Informations et article d’Émilie SUEUR

 


 
La journaliste russe était célèbre pour sa couverture très critique de la guerre en Tchétchénie
 
Émotion et indignation dans le monde après le meurtre d’Anna Politkovskaïa
 
Le meurtre de la journaliste russe Anna Politkovskaïa, célèbre pour sa couverture très critique de la guerre en Tchétchénie, a suscité indignation et émotion hier en Russie et dans le monde.
Des États-Unis au Conseil de l’Europe, nombre de responsables occidentaux se sont associés aux journalistes et défenseurs des droits de l’homme pour condamner l’assassinat de la journaliste indépendante samedi à Moscou. « Nous perdons une voix forte, de celles qui sont nécessaires dans toute démocratie authentique », a déclaré le secrétaire général du Conseil de l’Europe, Terry Davis, alors que la Russie préside actuellement cette instance.

Mémorial improvisé à Moscou
En Russie, l’assassinat de la journaliste, dont les obsèques auront lieu demain, faisait la une hier des journaux télévisés. L’élite au pouvoir, à commencer par le président Vladimir Poutine, n’avait toujours pas réagi en revanche 24 heures après le meurtre. En milieu de journée, plusieurs centaines de personnes se sont rassemblées place Pouchkine, au centre de Moscou, une affluence notable dans un pays où les manifestations à l’appel des défenseurs des droits de l’homme réunissent rarement plus de quelques dizaines de personnes.
La manifestation, initialement organisée pour dénoncer la campagne contre les Géorgiens de Russie, a tourné au rassemblement en mémoire de la journaliste. « Le Kremlin a tué la liberté de parole », « Poutine, tu répondras de tout », pouvait-on lire sur les pancartes, tandis qu’un mémorial improvisé, avec fleurs, bougies et icônes, était dressé au pied d’un réverbère. « Son œuvre doit être poursuivie. Il faut que les journalistes suivent son exemple. Elle a vécu héroïquement et elle est morte héroïquement », a lancé la présidente du groupe Helsinki de Moscou, Lioudmila Alexeeva, la voix brisée par l’émotion. « Je croyais que nous vivions désormais dans un pays différent, mais nous sommes revenus vingt ans en arrière », a déploré Marina, 26 ans, traductrice.
Anna Politkovskaïa, 48 ans, a été tuée alors qu’elle sortait de l’ascenseur de son immeuble pour aller faire les courses dans sa voiture. Son meurtrier l’a visée à la poitrine avant de l’achever d’une balle dans la tête, ont rapporté les agences russes en citant des sources policières. Il a abandonné son pistolet Makarov sur place. La police a diffusé des images vidéo du suspect, le visage dissimulé par une casquette, sortant de l’immeuble.

« Un meurtre politique »
Pour beaucoup, le meurtre de la journaliste qui dénonçait les exactions en Tchétchénie, ainsi que la corruption et les atteintes aux droits de l’homme dans la Russie de Vladimir Poutine, ne peut être que lié à ses activités professionnelles. « Ce crime ne peut être que politique. Elle ne s’occupait pas de business, elle était désintéressée », relève Mme Alexeeva.

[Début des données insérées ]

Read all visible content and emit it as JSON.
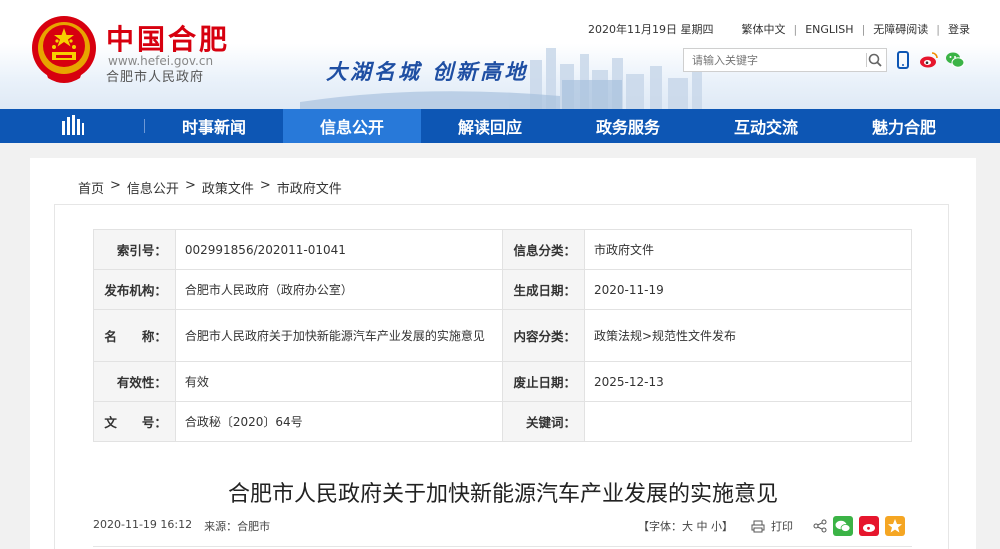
{
  "header": {
    "brand_name": "中国合肥",
    "brand_url": "www.hefei.gov.cn",
    "brand_sub": "合肥市人民政府",
    "slogan": "大湖名城  创新高地",
    "date": "2020年11月19日 星期四",
    "links": [
      "繁体中文",
      "ENGLISH",
      "无障碍阅读",
      "登录"
    ],
    "search_placeholder": "请输入关键字"
  },
  "nav": {
    "items": [
      {
        "label": "时事新闻",
        "active": false
      },
      {
        "label": "信息公开",
        "active": true
      },
      {
        "label": "解读回应",
        "active": false
      },
      {
        "label": "政务服务",
        "active": false
      },
      {
        "label": "互动交流",
        "active": false
      },
      {
        "label": "魅力合肥",
        "active": false
      }
    ]
  },
  "breadcrumb": [
    "首页",
    ">",
    "信息公开",
    ">",
    "政策文件",
    ">",
    "市政府文件"
  ],
  "info": {
    "index_label": "索引号：",
    "index_value": "002991856/202011-01041",
    "category_label": "信息分类：",
    "category_value": "市政府文件",
    "publisher_label": "发布机构：",
    "publisher_value": "合肥市人民政府（政府办公室）",
    "created_label": "生成日期：",
    "created_value": "2020-11-19",
    "name_label": "名　　称：",
    "name_value": "合肥市人民政府关于加快新能源汽车产业发展的实施意见",
    "content_label": "内容分类：",
    "content_value": "政策法规>规范性文件发布",
    "validity_label": "有效性：",
    "validity_value": "有效",
    "expire_label": "废止日期：",
    "expire_value": "2025-12-13",
    "docno_label": "文　　号：",
    "docno_value": "合政秘〔2020〕64号",
    "keywords_label": "关键词：",
    "keywords_value": ""
  },
  "article": {
    "title": "合肥市人民政府关于加快新能源汽车产业发展的实施意见",
    "datetime": "2020-11-19 16:12",
    "source": "来源：合肥市",
    "font_label": "【字体：大  中  小】",
    "print_label": "打印"
  },
  "colors": {
    "nav_bg": "#0d56b4",
    "nav_active": "#2879d9",
    "brand_red": "#d7000f"
  }
}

Un article de Politkovskaïa attendu aujourd’hui
La journaliste, qui travaillait pour le bihebdomadaire Novaïa Gazeta, préparait un article sur la torture en Tchétchénie. « Nous attendions un article pour l’édition de lundi (aujourd’hui). Elle devait l’écrire et l’avait peut-être déjà écrit », a précisé à la télévision NTV Vitali Iarochevski, rédacteur en chef adjoint de Novaïa Gazeta. Selon Dimitri Mouratov, le rédacteur en chef du journal, la journaliste « avait aussi des photographies très importantes montrant tout cela ». « Nous avons certaines de ses notes et nous allons bien sûr en publier une partie », a-t-il ajouté.
Récompensée par de nombreux prix à l’étranger, Anna Politkovskaïa avait publié plusieurs livres, dont Voyage en enfer. Journal de Tchétchénie et La Russie de Poutine. Elle est la 42e journaliste tuée en Russie depuis l’effondrement de l’URSS et la 12e depuis l’arrivée de M. Poutine au pouvoir en 2000, selon le Comité pour la protection des journalistes.